BADGER [Stephen « Steve »]

Natation. (Sydney, 19 octobre 1956-).
Australie, puis Canada. Champion du Commonwealth du 200 mètres en 1974, à
Christchurch, en 1’56’’72, sous la bannière australienne, devant Bruce Roberston et Mike Wenden, il participe au relais quatre fois 200 mètres vainqueur (7’50’’13). En 1976, résident à Edmonton, il nage aux Jeux olympiques de Montréal sous les couleurs du Canada, et termine 8e du 400 mètres. Retourné en Australie, il enseigne la
natation à North Sydney.

BACKHAUS [Robin James]

Natation. (Lincoln, Nebraska, 12 février 1955-). États-Unis. Champion du monde du 200 mètres papillon, devant son compatriote Steven Gregg, en 1973 à Belgrade (où il fut aussi 2eme relayeur du 4 fois 200 mètres vainqueur, et 3e du 100 mètres papillon).
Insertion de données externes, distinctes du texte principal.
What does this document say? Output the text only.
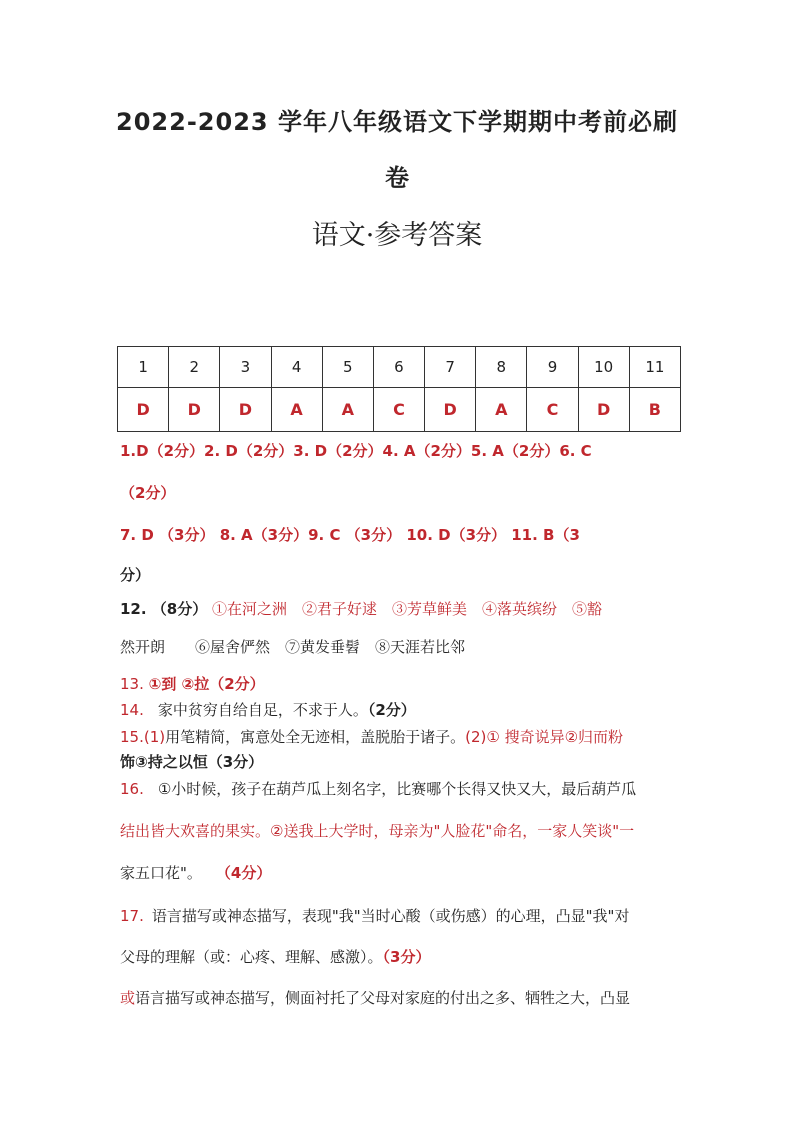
2022-2023 学年八年级语文下学期期中考前必刷
卷
语文·参考答案
1	2	3	4	5	6	7	8	9	10	11
D	D	D	A	A	C	D	A	C	D	B
1.D（2分）2. D（2分）3. D（2分）4. A（2分）5. A（2分）6. C
（2分）
7. D （3分） 8. A（3分）9. C （3分） 10. D（3分） 11. B（3
分）
12. （8分） ①在河之洲　②君子好逑　③芳草鲜美　④落英缤纷　⑤豁
然开朗　　⑥屋舍俨然　⑦黄发垂髫　⑧天涯若比邻
13. ①到 ②拉（2分）
14. 家中贫穷自给自足，不求于人。（2分）
15.(1)用笔精简，寓意处全无迹相，盖脱胎于诸子。(2)① 搜奇说异②归而粉
饰③持之以恒（3分）
16. ①小时候，孩子在葫芦瓜上刻名字，比赛哪个长得又快又大，最后葫芦瓜
结出皆大欢喜的果实。②送我上大学时，母亲为"人脸花"命名，一家人笑谈"一
家五口花"。 （4分）
17. 语言描写或神态描写，表现"我"当时心酸（或伤感）的心理，凸显"我"对
父母的理解（或：心疼、理解、感激）。（3分）
或语言描写或神态描写，侧面衬托了父母对家庭的付出之多、牺牲之大，凸显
Auparavant, il avait été 3e du 200 mètres papillon aux Jeux de Munich en 1972, derrière Mark Spitz et Gary Hall. Il remporta aux USA trois titres nationaux (100m papillon, 56’’81, et 200 yards papillon, 1’49’’55, en 1973, 200 yards papillon, 1’47’’27, en 1975) et deux titres universitaires (NCAA), alors qu’il nageait pour Don Gambril, en Alabama. Il avait débuté dans les groupes d’âge aux Texas et au club Riverside, en Californie. Il enseigna plus tard la natation à l’école secondaire de Konawaena (Hawaii) pendant quatre ans, puis au département de l’éducation de l’État d’Hawaii pendant vingt ans.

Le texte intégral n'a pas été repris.